As a preface, we at TitlePlus! have been attending presentations on the new forms since the Spring of 2009, gearing up for the 1/1/10 changeover which, back then, seemed a long way off. We’ve poured over FAQs, logged on to webinars by ALTA (American Land Title Association), and listened to guidance from our underwriters. As you might expect, an underlying theme of how to show Fee X, Fee Y, and Fee Z on the GFE and HUD-1 has emerged over the past few months. Interestingly, that theme is on target with what we first learned last Spring from attorney Ruth Dillingham, underwriting counsel for First American Title Insurance Company, an insider with first-hand knowledge of HUD’s intentions and expectations. Still, because Ms. Dillingham hails from Massachusetts, we were tempted to write off her comments, thinking that’s not how we do it here.

But as months passed, the theme from the Spring of 2009 became a pattern, as evidenced by other speakers – Philadelphia title agent and ALTA liaison with HUD, Ann Anastasi, and Washington, D.C. attorney Phil Schulman, both of whom have interfaced with HUD during the New RESPA Rule creation process. Those experts and others have transformed the pattern into a litany: this is the way HUD wants it done.
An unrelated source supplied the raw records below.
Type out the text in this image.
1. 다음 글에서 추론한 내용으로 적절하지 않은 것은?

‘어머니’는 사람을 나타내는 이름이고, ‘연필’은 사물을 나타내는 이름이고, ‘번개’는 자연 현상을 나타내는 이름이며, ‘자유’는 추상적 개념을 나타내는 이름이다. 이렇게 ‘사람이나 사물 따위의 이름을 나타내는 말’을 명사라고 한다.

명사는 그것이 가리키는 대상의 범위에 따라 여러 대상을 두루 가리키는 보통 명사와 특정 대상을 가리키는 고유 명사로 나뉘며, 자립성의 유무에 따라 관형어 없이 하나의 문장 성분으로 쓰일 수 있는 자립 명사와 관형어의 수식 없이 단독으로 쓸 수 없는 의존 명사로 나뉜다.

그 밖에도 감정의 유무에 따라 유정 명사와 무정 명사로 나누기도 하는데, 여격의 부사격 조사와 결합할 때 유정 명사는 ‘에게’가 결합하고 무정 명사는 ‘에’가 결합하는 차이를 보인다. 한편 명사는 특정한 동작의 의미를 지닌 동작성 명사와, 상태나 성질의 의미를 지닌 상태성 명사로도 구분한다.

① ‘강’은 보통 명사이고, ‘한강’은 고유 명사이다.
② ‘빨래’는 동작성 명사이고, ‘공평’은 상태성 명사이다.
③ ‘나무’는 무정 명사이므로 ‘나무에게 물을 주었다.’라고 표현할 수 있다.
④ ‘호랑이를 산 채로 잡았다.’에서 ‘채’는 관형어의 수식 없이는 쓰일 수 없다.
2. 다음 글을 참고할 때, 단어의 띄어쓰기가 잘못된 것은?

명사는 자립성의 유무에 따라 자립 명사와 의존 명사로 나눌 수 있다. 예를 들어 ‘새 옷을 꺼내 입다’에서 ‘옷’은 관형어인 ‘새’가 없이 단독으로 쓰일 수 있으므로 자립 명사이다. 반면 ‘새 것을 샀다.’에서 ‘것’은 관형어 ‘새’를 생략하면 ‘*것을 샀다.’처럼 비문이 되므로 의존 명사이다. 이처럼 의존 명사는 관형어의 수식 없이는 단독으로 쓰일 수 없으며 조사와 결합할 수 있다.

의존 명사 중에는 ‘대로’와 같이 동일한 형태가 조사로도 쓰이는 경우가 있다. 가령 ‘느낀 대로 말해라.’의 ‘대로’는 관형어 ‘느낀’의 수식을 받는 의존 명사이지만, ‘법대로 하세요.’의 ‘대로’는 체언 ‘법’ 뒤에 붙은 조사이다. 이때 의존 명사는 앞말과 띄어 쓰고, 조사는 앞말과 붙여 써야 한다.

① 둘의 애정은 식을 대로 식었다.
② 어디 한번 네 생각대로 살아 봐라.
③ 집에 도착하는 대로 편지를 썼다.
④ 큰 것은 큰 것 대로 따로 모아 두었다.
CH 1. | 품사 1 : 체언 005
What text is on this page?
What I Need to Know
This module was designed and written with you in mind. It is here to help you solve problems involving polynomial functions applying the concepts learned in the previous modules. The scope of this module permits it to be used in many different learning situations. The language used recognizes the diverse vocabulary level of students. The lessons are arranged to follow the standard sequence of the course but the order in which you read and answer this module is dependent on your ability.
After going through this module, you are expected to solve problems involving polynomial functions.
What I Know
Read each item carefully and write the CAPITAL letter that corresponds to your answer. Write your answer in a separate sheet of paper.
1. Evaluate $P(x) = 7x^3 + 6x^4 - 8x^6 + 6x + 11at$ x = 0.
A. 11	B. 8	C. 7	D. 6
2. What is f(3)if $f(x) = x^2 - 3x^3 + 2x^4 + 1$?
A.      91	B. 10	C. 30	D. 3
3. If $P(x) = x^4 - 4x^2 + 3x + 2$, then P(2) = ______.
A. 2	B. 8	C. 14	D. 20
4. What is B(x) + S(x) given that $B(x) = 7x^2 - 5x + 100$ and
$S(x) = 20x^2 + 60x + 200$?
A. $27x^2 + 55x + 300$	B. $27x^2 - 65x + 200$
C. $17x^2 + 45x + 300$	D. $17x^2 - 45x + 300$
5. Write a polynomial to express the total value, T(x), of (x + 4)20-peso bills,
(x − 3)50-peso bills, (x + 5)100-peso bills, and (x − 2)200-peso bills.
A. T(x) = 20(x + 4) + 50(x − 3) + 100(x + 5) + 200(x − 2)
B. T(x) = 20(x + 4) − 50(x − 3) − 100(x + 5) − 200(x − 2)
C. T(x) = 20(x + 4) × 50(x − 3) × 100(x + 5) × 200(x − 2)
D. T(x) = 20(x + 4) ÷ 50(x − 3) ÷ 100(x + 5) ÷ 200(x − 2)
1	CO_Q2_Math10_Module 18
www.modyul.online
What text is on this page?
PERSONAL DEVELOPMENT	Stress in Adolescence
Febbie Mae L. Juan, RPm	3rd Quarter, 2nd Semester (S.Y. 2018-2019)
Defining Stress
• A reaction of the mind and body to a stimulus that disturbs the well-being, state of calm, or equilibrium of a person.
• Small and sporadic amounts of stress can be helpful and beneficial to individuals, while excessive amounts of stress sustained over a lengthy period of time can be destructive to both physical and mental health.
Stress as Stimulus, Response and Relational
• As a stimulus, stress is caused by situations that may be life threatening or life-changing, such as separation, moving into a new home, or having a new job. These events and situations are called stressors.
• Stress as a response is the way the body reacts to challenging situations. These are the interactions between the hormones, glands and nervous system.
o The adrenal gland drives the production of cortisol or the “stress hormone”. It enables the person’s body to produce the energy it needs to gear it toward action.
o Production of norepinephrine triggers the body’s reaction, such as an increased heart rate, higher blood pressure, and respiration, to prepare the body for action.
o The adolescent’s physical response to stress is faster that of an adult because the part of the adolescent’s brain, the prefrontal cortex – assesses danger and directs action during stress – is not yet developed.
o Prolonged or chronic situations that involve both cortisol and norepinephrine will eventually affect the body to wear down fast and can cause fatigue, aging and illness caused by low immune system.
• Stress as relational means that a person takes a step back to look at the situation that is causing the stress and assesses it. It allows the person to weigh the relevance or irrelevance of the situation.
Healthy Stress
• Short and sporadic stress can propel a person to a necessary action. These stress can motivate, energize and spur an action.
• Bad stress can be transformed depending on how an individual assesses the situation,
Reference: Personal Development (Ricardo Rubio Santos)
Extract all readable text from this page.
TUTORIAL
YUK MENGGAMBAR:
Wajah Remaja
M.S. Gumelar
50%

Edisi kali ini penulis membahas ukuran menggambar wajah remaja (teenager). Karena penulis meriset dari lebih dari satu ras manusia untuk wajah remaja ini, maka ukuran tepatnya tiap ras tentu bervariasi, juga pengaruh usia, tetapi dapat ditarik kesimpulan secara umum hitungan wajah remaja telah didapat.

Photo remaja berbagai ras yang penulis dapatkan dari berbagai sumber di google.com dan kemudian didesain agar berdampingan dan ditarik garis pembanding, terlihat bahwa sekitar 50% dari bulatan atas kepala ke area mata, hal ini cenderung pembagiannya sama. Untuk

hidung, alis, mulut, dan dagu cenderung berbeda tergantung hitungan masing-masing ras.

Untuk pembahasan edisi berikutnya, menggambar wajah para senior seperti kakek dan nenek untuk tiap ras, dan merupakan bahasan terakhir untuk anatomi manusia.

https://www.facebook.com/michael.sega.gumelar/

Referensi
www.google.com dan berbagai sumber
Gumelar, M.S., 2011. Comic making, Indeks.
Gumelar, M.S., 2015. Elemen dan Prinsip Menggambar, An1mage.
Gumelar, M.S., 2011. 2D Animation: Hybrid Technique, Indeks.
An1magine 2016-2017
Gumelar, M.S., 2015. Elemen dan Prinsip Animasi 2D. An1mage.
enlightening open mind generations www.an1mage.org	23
Which is not to suggest HUD is trying to alter local custom of who pays for what, for HUD doesn’t really care about that. Instead, because one of HUD’s missions is to regulate lenders’ dealings with borrowers, HUD’s rules – including the New RESPA Rule – are aimed at lenders (restrictions) and borrowers (protections). Sellers don’t really figure in. In other words, it’s all about the borrower. HUD’s goal is for borrowers to be informed as accurately as possible about how much getting a loan will cost. Therefore, the New RESPA Rule mandates lenders to disclose fees within certain margins of error – HUD calls this wiggle-room tolerances. So, when lenders tell borrowers in writing on the new GFE how much getting a loan will cost, tolerances dictate how much lenders can be off without having to eat the fees themselves.

This, then, is the starting point. The new GFE and HUD-1 unfold from here. In this series, I’ll take you through the parts of both forms (Blocks 4 and 5 of the GFE and the 1100-series of the HUD-1) which pertain to title and closings. I hope you’ll come along for the ride.